Almost no words passed between Julie and me as she picks me up. We go about a mile before I realize we are not heading toward my house. A sober thought finally arrives. Julie might have been otherwise been occupied when I called her at midnight on Lundi Gras. Wherever she is taking me, I'm not ready to handle any more tracas. I need home and a bed, my own empty bed.
“Julie, I’m sorry. But home is back that way.”
“I know. I’m not taking you home. You look like you could use some taking-care-of.” The words are a chorus. They’re words I’ve waited for my whole life. Who is saying them is suspect. I’m getting pictures of a séance or a feminist pep rally. “We’ll tone down our weird, wild women stuff.

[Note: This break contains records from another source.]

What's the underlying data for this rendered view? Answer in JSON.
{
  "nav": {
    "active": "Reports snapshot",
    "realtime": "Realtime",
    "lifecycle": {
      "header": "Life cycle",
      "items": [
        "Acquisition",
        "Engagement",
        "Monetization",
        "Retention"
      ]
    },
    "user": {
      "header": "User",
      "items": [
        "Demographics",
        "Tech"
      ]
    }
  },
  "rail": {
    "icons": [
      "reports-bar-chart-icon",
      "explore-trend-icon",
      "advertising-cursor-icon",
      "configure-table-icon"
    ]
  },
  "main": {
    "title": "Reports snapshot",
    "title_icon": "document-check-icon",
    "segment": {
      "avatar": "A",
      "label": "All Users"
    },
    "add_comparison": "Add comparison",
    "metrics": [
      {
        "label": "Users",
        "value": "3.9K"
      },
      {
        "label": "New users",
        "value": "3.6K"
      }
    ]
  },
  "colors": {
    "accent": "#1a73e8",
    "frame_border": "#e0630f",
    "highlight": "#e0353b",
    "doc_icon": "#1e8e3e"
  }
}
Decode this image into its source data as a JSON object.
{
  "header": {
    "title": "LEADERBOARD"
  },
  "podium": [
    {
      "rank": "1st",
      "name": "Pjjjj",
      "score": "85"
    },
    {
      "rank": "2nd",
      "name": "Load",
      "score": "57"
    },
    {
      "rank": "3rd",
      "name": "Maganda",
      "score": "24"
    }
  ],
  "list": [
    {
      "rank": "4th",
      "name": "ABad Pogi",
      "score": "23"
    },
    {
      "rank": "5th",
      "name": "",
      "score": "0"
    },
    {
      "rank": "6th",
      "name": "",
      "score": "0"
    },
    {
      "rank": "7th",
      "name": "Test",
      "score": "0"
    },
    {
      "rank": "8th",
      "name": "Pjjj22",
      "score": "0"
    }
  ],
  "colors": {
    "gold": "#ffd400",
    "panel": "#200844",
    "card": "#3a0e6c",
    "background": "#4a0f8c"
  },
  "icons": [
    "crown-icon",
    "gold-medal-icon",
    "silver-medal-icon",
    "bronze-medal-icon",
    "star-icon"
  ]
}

We want to make sure you’re ok.” In this damn whiskey drunk I can’t tell if I'd been talking out of my head or she knows me better than I know myself at this moment.
A hippy smell hangs in the air. It makes me sleepy but my headache lessens. Jackie, the what’s-her-face, stands in her cluttered hallway with a cup of coffee in one hand and a bottle of wine on the other. “Do you want to crawl out or get deeper in?” The deep belly laugh begins before I know what is happening. Having asked myself that question many a night, I collapse to the floor, still laughing but with threatening tears. I'd be asking that question of myself, alone in my house, had I gone home. Continuing the hysterical laugh, I point to the coffee. She tosses a sweat suit my way and motions to the bathroom, handing me the coffee on the way. The bathroom is spotless. She doesn’t have kids, so I don’t need to feel bad about how dirty our bathrooms are at home. I struggle with the zipper on my dress. Without knowing how long I’ve been doing this, Jackie walks in, unzips my dress, and refills my cup. It all happens before I have a chance to protest. With how fast she came in and out, it's hard to think she was trying to see me naked. The lacy bra I bought last week, for no one to see, comes off too. Naked except for my panties, I look in the large mirror. My reflection shows something crawled out of a crawfish pond. Legs wither beneath me. Words try to come out of me, trying to explain what happened to me to make me like this. But the whiskey still rules my tongue and only nonsense makes it out of my mouth. So focused on my lamenting I never notice the hands cleaning my face and pulling the bobby pins from my hair. They pull the sweat pants over my legs and the top over my head without ever touching my body. There is no choice but to accept their help. Strangely unconcerned by these two women, whom just moments ago I was convinced were some sorcières, I let them brush out the hairspray and refill my cup. This time a table spoon of white paste is stirred furiously into it. This was all so they could drug me.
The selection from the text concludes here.